Пережив множество испытаний и болезней, король посвящает свободное время молитве, а также удовольствиям охоты. Он любит одиночество и, хотя это трудно для государя, избегает толпы, которая одиозна для любого доброго человека. Более того, он иногда учится; по крайней мере, так мне говорили, и я верю в это, поскольку его речь свидетельствует об этом, когда он цитирует величайших авторов[146].

Не будучи ни художником, ни меценатом (Франции еще не коснулось итальянское Возрождение) Людовик умел привлекать лучших музыкантов, художников и скульпторов своего времени и благодаря более чем щедрым пожертвованиям, которые он делал церквям, он поощрял усилия многих ремесленников. Жан Фуке получил титул "королевского художника", кроме того, Людовик заказал множество работ Жану Бурдишону, молодому художнику из Тура, который прославился иллюминированием Часослова Анны Бретонской.
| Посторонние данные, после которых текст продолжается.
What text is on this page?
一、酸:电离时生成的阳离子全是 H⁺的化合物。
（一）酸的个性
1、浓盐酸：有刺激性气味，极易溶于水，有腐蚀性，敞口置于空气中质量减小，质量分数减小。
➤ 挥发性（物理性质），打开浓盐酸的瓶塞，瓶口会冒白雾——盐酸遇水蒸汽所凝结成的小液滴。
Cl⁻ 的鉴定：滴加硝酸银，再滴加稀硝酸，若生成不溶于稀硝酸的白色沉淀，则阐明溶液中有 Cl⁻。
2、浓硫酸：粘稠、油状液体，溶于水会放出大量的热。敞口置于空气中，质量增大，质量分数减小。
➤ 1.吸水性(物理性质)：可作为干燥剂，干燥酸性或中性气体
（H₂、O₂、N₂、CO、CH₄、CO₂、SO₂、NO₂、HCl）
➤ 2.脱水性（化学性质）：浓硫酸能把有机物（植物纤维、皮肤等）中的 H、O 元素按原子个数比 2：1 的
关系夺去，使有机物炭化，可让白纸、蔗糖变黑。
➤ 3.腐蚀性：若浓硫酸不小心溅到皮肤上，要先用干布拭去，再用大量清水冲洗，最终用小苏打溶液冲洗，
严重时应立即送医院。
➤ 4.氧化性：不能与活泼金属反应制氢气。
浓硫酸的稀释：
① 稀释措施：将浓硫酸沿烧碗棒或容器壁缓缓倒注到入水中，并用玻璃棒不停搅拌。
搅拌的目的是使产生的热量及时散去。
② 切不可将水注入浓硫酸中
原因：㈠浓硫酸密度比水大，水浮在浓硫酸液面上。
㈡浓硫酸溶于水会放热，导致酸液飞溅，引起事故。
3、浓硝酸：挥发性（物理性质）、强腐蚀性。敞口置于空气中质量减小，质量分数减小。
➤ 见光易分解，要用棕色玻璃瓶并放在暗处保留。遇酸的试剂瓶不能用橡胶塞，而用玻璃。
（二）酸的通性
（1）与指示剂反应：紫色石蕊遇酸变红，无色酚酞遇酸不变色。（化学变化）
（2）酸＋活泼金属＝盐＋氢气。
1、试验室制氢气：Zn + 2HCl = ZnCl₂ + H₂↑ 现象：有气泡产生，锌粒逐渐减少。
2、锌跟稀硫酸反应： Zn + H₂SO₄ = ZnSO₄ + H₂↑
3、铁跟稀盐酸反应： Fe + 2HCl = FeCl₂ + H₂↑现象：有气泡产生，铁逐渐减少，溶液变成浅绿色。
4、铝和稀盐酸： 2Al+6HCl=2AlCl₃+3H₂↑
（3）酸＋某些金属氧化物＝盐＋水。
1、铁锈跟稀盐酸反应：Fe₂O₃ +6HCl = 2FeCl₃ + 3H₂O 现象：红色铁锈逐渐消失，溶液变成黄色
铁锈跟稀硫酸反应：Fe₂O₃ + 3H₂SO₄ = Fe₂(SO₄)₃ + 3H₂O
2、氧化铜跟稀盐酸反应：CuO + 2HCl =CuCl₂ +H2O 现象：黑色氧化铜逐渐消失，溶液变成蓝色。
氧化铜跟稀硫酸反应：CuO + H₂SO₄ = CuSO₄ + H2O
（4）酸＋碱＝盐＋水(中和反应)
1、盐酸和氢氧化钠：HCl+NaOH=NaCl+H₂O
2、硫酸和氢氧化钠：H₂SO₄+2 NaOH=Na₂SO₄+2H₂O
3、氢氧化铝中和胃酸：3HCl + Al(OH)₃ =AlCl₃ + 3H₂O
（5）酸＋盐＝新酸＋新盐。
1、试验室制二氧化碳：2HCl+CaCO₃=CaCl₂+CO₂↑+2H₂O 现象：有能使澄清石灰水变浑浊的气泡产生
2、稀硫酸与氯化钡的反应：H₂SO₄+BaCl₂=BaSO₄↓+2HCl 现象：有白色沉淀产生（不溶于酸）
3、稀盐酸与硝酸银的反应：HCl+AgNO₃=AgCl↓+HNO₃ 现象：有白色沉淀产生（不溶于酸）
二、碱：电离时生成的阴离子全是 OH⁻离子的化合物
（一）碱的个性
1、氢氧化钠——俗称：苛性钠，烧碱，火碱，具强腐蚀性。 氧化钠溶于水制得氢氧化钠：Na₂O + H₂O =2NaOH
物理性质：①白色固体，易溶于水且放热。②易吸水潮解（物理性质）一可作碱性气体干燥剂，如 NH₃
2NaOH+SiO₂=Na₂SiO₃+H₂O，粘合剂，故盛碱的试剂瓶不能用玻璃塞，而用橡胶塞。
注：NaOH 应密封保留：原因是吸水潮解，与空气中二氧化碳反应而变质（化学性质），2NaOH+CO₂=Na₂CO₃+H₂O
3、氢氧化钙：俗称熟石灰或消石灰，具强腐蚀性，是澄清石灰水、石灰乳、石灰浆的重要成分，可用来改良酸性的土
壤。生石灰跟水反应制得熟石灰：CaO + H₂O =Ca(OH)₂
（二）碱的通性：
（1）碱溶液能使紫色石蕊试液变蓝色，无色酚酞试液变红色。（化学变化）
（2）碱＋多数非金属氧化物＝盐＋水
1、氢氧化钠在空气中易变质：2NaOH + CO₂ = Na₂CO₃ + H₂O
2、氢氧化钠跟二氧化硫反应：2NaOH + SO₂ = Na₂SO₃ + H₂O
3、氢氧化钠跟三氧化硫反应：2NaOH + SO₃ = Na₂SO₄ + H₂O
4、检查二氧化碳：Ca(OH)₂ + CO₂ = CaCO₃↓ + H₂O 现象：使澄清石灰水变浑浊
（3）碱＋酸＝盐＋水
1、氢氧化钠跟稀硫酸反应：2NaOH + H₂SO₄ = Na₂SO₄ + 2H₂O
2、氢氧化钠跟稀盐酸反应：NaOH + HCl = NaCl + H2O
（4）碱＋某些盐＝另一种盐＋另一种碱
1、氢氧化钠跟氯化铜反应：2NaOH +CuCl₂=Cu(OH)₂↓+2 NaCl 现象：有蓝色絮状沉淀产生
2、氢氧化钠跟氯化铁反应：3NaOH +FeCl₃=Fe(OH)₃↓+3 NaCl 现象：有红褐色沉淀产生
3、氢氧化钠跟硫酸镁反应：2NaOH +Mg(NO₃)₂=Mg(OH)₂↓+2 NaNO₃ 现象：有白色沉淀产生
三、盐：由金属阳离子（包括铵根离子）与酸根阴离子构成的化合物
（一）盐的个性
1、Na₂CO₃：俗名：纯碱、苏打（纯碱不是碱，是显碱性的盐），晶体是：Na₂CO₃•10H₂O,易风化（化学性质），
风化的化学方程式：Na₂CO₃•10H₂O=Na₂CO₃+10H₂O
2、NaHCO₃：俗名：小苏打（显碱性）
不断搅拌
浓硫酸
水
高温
Кроме того, он не имел привычки забывать об услугах оказанных ему простыми людьми, так, он дал три экю "Жаку Лои, мальчику с кухни, за то, что тот провел целую ночь, поддерживая огонь в комнате короля".

вернуться

146

Людовик всегда стремился к расширению своих знаний в самых разных областях. Получив информацию о смерти человека, причины которой остались загадочными, он приказал провести вскрытие и тщательное изучение трупа умершего. В субботу в феврале 1480 года он приказал провести научный эксперимент иного рода. В присутствии мэра и четырех магистратов Тура, некоторых королевских чиновников и священников города "были испытаны некоторые яды, и собаку заставили поглотить их в жареной баранине и в омлете". Мэр и его заместители торжественно подписали свидетельство о смерти животного. На следующий день, в комнате, где горел огонь и где их ждал обильный ужин "на случай, если они пропустят обед", семь хирургов взялись за вскрытие этой собаки на глазах у чиновников. Впоследствии животное было захоронено на берегу Луары. Отчет королю об этом эксперименте, к сожалению, не сохранился.